Княжна любезно приняла шкатулку и, бросив взгляд на дорогие подарки, передала их Книстаутайте. Тут глаза рыцаря снова встретились с глазами Маргариты, и он, кажется, смутился…
— А как здоровье моего друга, великого магистра ордена, благородного брата Конрада Валленрода? — спросил князь Витаутас.
— Мой государь, а твой, светлейший князь, товарищ и друг, великий магистр нашего ордена, благородный брат Конрад Валленрод здоров и чувствует себя прекрасно.
— Отважный рыцарь, счастливо ли вы доехали — с вами в пути ничего не случилось? — спросила княгиня.
— Светлейшая княгиня, я выполнил свой долг и счастлив, что имею честь предстать перед вашим взором, — ответил рыцарь, глядя прямо на княгиню.
— Рыцарь, — тоненьким голоском заговорила и княжна София, — скажи мне, какие достоинства украшают рыцаря?
Греже опустил глаза, подумал, потом взглянул на княжну и ответил:
— Отвага, верность своему государю и доброе имя!
Княжна удовлетворенно кивнула головой, а князь сказал:
— Ну, а теперь, рыцарь, прошу быть моим гостем. Завтра-послезавтра я ознакомлюсь с грамотой великого магистра и отвечу… Теперь же… прошу… Вот у меня пребывают высокие гости, послы моего большого друга Василия Первого, сына московского князя Дмитрия, благородные бояре. — И князь рукой показал на гостей из Московии.

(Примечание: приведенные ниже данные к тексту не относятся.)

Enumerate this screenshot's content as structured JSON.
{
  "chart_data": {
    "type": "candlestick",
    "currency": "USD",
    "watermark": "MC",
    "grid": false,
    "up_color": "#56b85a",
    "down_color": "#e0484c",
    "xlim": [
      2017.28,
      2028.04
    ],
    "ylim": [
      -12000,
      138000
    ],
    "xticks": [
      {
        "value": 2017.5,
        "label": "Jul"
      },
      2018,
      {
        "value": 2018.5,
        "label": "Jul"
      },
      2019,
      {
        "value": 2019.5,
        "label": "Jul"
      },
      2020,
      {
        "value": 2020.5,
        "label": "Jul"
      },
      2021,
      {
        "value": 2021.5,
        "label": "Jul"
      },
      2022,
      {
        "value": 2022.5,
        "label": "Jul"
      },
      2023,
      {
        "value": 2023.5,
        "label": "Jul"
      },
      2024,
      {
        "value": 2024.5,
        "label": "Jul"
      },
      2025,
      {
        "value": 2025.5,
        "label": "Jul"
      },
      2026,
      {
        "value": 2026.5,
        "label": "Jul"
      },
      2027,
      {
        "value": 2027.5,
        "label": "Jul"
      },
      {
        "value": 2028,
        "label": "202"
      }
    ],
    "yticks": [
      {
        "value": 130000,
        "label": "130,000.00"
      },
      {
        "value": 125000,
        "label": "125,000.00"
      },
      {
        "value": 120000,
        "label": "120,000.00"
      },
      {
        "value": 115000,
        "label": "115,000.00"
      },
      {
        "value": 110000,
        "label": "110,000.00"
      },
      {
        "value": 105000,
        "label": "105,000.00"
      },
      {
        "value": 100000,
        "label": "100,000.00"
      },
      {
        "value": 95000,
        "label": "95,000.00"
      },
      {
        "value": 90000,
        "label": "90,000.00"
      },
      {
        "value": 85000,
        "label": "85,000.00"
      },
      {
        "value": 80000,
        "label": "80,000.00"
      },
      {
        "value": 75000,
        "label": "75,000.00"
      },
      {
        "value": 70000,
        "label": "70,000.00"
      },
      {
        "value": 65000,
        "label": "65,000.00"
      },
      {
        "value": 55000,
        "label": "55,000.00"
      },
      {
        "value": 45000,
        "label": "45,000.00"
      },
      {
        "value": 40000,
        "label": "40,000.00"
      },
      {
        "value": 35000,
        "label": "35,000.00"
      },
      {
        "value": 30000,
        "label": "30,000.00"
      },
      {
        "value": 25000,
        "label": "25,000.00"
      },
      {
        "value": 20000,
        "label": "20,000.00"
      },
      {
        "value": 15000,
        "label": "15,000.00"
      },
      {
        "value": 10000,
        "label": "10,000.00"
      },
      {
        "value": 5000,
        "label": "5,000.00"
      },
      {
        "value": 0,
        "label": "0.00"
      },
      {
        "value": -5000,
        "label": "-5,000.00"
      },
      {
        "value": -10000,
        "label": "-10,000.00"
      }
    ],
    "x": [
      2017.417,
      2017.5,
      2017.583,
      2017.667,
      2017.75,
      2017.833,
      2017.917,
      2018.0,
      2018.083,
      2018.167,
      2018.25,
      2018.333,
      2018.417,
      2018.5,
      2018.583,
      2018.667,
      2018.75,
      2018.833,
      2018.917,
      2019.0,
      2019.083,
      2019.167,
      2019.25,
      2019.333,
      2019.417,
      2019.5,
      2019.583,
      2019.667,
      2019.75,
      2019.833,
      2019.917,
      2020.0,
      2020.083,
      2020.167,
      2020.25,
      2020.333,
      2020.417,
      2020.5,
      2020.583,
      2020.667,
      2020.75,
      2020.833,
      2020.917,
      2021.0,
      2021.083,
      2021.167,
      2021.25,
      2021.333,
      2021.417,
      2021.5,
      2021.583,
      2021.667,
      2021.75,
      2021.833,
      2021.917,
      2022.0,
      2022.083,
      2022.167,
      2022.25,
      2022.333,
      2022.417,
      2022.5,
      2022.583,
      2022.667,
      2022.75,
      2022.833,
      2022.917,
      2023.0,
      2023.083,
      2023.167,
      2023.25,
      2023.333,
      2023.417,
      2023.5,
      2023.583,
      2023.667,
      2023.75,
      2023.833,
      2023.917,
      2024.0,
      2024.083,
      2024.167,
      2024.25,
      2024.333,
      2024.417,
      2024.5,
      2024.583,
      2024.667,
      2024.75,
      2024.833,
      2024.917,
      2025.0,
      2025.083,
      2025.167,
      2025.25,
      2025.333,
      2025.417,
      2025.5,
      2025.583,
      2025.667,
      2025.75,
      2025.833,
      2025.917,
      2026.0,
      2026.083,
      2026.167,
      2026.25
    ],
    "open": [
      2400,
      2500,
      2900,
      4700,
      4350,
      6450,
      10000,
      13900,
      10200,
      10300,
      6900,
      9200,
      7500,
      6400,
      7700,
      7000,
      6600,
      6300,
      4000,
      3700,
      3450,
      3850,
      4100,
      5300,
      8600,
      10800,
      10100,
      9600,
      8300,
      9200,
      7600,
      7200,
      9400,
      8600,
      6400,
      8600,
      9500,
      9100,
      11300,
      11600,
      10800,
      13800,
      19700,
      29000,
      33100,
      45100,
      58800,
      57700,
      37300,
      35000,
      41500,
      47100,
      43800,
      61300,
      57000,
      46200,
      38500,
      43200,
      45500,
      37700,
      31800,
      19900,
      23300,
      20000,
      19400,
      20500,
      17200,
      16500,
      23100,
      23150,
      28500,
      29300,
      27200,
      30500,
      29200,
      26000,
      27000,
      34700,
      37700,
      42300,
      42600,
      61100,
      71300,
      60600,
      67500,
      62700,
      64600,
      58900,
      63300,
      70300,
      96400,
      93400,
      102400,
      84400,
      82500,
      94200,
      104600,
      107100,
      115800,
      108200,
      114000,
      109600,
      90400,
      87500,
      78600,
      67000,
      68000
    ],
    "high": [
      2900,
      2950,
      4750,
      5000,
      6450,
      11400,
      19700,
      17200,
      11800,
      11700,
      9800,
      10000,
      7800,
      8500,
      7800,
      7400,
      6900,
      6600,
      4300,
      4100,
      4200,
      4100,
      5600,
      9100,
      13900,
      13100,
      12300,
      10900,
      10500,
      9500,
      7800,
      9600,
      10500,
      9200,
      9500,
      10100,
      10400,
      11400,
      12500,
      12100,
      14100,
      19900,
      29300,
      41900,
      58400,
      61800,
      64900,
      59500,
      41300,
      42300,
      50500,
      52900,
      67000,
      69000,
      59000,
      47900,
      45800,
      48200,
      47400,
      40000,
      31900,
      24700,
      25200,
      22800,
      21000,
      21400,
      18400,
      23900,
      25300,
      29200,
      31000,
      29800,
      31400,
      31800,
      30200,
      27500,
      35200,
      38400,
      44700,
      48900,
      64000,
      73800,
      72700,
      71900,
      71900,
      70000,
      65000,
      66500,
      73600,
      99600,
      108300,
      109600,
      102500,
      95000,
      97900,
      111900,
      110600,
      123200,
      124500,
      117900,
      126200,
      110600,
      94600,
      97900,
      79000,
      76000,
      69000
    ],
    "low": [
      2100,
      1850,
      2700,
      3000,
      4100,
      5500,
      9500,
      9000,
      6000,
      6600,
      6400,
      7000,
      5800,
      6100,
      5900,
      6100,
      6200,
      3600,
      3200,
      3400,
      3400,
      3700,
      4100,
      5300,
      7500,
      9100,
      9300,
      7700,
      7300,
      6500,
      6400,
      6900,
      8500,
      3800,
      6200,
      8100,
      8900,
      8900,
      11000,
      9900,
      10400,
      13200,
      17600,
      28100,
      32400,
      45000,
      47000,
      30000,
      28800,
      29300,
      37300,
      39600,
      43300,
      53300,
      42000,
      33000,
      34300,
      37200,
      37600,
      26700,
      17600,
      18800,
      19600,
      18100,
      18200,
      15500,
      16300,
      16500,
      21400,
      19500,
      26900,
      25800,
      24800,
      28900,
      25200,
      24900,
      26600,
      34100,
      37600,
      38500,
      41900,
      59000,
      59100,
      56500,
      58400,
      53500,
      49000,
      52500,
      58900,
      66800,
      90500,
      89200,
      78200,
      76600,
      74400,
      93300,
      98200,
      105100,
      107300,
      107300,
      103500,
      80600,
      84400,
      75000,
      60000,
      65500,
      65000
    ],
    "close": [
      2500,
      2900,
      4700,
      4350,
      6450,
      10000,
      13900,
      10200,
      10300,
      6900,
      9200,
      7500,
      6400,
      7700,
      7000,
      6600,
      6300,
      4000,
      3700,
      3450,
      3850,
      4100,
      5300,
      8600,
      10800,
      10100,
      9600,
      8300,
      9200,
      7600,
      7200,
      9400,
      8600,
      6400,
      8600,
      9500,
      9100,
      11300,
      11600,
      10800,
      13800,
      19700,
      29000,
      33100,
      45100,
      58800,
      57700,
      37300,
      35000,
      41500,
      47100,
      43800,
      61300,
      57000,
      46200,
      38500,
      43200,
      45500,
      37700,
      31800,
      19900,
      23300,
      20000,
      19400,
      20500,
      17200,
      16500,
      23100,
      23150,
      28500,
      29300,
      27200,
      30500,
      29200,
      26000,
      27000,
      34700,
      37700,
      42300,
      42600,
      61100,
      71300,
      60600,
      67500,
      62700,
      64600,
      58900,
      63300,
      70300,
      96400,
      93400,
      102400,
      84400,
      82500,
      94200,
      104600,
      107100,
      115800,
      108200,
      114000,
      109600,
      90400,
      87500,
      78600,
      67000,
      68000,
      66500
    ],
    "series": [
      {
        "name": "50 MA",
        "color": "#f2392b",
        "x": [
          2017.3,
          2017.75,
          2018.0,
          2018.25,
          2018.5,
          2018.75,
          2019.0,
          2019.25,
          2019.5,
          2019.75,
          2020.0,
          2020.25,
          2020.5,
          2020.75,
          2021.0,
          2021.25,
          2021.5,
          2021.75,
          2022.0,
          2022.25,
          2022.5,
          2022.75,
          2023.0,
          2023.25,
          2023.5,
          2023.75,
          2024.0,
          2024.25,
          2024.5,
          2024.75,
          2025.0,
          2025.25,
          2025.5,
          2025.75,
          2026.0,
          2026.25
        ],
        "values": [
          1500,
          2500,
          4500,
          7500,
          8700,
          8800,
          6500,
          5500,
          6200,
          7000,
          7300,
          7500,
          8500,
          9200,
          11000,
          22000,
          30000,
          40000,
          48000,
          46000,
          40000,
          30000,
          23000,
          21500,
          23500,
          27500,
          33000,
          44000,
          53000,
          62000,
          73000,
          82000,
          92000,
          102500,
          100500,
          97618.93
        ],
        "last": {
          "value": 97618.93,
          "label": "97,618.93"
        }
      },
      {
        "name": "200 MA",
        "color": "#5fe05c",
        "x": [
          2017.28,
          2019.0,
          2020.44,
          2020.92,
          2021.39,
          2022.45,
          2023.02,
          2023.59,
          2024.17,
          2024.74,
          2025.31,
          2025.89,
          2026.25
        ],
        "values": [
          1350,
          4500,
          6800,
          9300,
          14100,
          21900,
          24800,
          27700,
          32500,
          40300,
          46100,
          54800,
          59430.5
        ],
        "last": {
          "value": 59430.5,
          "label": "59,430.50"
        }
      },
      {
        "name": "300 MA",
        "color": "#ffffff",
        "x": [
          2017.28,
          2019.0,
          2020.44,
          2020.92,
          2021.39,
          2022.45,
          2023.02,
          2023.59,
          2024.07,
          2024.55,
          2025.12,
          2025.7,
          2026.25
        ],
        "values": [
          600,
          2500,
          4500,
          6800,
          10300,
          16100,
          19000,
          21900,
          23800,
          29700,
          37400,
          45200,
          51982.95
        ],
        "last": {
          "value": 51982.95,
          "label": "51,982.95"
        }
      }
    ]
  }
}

Греже звякнул шпорами, вытянулся и впился глазами в московских бояр. Бояре наклонили высокие шапки и снова застыли на своих местах.
Тут же Греже обступили бояре, рыцари и увлекли в свой круг. Одни расспрашивали его про Мариенбург, другие интересовались переговорами ордена с поляками. Тем временем в зал шумно ввалились шуты во главе с Хеней, любимым шутом князя, и начали проказничать. Борзые рычали, лезли под стулья, под столы, но не убегали и не кусались.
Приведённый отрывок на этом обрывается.